In these scenarios advice should be taken on the specific rules in the foreign jurisdiction but in general there should be some form of double tax relief available in that country for UK tax paid on the UK rental income.
- Sort out your Bank Accounts
For those UK taxpayers leaving the UK but intending to retain their UK bank accounts, one aspect often overlooked is the fact that it is possible to receive interest without the deduction of tax.
Savers who are ‘not ordinarily resident’ in the UK can complete Form R105 to receive their interest without UK tax taken off. Unfortunately Banks are not required to accept a R105 so not all Banks offer this facility.

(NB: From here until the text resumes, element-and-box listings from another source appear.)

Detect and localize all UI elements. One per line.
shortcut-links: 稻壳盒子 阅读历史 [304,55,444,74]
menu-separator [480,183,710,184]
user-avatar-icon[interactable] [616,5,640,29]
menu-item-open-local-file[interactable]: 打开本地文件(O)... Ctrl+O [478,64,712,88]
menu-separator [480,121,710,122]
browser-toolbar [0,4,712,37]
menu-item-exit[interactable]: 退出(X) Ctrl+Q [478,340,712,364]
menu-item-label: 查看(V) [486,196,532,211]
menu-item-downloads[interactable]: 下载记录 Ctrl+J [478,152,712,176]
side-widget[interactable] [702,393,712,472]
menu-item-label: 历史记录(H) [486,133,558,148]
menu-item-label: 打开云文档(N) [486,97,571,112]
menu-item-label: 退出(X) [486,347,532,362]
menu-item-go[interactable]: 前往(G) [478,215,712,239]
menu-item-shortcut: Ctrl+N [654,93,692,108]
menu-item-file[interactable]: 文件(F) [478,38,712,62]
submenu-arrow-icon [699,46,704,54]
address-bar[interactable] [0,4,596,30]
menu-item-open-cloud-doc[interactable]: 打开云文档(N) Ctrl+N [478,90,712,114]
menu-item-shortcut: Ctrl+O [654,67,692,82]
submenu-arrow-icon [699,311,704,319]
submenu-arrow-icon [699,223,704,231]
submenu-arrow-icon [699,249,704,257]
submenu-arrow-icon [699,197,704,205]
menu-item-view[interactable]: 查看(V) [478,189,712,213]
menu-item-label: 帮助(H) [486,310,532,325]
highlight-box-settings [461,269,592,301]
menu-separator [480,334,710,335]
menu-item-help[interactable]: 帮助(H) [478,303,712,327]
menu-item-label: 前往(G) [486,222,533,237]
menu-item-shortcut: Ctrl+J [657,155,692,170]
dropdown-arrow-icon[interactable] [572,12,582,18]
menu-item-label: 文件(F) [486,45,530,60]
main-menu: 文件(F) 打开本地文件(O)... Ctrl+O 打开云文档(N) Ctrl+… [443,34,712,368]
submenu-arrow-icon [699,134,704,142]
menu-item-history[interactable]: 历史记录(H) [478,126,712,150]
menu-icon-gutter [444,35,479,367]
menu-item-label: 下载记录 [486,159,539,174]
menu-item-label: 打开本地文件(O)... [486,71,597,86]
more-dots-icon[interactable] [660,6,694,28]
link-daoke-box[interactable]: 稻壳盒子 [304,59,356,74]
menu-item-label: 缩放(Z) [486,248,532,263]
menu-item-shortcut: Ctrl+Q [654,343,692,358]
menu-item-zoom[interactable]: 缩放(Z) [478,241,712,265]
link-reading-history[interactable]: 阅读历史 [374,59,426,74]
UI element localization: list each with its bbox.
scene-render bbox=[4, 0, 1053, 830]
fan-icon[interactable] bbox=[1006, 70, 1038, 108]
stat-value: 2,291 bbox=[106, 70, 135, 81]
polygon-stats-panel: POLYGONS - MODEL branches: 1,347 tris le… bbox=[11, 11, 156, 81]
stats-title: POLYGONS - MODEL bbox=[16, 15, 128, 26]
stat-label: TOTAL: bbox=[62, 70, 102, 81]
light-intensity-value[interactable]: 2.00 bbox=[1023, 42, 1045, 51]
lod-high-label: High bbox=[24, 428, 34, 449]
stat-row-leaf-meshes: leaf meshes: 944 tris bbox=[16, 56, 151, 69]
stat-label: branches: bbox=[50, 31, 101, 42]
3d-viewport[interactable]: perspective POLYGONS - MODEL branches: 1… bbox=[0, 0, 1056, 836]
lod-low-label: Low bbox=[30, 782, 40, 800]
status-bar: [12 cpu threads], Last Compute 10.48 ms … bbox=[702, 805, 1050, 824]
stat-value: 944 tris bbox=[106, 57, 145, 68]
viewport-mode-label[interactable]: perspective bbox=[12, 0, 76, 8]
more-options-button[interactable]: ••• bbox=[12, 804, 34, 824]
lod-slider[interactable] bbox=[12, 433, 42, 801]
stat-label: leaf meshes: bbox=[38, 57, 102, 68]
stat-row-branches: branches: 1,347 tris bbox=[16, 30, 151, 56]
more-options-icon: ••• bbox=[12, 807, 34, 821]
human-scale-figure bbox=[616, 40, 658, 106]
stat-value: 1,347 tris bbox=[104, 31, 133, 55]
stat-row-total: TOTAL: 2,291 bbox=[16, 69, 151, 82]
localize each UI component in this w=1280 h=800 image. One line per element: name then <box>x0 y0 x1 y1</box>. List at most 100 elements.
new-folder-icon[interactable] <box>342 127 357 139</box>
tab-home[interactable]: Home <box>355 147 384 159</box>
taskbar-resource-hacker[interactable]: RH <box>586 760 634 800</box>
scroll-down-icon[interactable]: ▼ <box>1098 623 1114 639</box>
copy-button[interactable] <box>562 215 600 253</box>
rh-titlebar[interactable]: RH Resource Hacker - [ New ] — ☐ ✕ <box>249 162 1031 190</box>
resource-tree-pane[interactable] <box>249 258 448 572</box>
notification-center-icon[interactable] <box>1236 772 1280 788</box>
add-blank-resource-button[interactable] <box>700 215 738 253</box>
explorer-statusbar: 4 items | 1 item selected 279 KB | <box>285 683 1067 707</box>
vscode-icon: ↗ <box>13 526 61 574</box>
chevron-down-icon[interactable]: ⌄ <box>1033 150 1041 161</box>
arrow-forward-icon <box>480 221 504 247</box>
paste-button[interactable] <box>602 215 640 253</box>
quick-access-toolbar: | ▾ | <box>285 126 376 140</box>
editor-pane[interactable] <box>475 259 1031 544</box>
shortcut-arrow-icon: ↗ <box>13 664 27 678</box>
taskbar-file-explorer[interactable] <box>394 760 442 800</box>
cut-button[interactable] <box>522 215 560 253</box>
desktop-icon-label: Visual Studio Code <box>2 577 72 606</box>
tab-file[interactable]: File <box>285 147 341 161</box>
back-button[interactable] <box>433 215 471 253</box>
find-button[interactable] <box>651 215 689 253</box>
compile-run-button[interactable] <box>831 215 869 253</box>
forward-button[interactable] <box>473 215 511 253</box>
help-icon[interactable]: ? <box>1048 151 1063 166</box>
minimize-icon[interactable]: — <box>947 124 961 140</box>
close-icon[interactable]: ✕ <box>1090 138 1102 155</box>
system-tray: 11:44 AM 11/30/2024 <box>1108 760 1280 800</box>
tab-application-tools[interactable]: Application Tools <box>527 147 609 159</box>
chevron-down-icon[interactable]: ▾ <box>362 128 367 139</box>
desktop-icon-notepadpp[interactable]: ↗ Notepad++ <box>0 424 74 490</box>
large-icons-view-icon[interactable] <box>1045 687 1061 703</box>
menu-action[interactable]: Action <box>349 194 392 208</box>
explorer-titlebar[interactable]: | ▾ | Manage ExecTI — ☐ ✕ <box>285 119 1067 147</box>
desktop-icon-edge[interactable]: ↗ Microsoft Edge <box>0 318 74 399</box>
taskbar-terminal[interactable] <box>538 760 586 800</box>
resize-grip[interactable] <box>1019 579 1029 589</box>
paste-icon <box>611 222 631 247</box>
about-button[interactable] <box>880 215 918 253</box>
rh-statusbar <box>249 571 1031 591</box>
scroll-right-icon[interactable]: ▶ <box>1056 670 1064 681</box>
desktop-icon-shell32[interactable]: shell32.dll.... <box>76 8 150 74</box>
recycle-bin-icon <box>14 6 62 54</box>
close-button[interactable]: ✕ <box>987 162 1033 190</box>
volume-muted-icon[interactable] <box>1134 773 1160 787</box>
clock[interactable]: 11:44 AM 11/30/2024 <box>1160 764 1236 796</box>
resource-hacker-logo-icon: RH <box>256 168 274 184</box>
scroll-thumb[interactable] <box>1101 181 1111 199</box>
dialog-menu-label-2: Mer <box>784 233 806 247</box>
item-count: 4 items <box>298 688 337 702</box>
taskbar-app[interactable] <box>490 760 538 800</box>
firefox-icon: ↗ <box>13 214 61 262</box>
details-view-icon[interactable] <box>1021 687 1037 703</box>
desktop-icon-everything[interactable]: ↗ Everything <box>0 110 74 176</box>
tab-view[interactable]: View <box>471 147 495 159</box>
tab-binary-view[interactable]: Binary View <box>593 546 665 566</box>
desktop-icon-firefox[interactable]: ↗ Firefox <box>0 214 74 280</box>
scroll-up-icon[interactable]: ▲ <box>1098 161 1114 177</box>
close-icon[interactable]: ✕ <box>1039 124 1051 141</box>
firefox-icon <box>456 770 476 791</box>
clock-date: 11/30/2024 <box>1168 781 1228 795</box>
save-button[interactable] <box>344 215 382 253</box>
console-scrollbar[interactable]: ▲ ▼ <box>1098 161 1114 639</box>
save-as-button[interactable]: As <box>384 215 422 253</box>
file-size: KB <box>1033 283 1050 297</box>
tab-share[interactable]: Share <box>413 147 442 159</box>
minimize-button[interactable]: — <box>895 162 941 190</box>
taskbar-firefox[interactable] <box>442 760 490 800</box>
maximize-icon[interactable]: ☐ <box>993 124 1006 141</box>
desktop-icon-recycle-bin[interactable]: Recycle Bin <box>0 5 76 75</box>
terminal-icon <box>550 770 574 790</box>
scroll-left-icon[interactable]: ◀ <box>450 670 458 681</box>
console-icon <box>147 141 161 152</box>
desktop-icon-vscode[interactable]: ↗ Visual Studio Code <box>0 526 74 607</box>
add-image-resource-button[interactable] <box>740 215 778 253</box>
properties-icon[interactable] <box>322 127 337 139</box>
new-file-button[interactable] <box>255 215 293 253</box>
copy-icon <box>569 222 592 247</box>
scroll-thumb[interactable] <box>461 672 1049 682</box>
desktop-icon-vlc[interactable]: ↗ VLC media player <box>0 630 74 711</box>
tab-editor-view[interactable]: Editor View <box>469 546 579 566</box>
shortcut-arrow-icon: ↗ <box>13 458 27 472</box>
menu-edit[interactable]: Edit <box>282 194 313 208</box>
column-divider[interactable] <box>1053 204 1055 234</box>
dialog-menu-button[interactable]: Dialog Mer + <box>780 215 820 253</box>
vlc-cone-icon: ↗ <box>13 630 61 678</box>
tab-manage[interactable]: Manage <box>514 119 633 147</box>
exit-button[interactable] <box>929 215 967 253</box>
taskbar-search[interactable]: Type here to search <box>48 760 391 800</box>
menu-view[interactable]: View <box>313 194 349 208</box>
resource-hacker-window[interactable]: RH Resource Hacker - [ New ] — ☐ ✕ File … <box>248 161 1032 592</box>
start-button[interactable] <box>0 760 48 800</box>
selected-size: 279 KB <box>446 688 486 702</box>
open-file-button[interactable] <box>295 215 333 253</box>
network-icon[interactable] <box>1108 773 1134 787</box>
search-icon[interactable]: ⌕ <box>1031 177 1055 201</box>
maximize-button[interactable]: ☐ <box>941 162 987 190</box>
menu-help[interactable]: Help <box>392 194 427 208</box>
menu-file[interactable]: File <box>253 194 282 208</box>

As in the case of the UK rental income discussed above, while it may be possible to avoid UK tax, advice should be taken in the foreign jurisdiction to which the taxpayer is emigrating as to the tax status of the UK interest in that country.
- Pension Issues
The whole area of pensions is highly complex and confusing to many taxpayers and this is not surprising given the number of changes we’ve had since April 2006.
While there are many things we could say about the good and bad of migrating to a QROPS (Qualifying Recognised Overseas Pension Schemes), that would be an article in itself.
Instead we’re just going to focus on the scenario where a UK taxpayer is receiving a UK pension and moves overseas.
As a general rule, non residents of the UK are taxable on their UK source income. That said, many Double Tax Treaties (DTT) specifically address the topic of pensions. Double Tax Treaties do exactly what they say on the tin – they are bilateral agreements between countries which ensure the residents of those countries do not suffer double taxation.
The pension article in most DTTs allocates the taxing rights to the country of residence. A good example is the UK-Australia Treaty.
So as an example, consider a UK taxpayer in receipt of a UK pension who moves permanently to Australia: in the absence of the DTT, the UK pension would be subject to UK PAYE at source. However, because of the terms set out in the UK-Australia DTT, the UK pension is in fact exempt from UK tax but taxable in Australia.
In order to ensure the pension is not subject to UK PAYE the correct form must be completed. The forms are available for download at http://www.hmrc.gov.uk/cnr/app_dtt.htm
A taxpayer who has moved to Australia but has not filled out the correct form is likely to be receiving his pension net of UK Tax through PAYE. As a result, he will have overpaid UK tax. Fortunately a refund can be claimed so all is not lost. The deadline for claiming the refund is 4 years.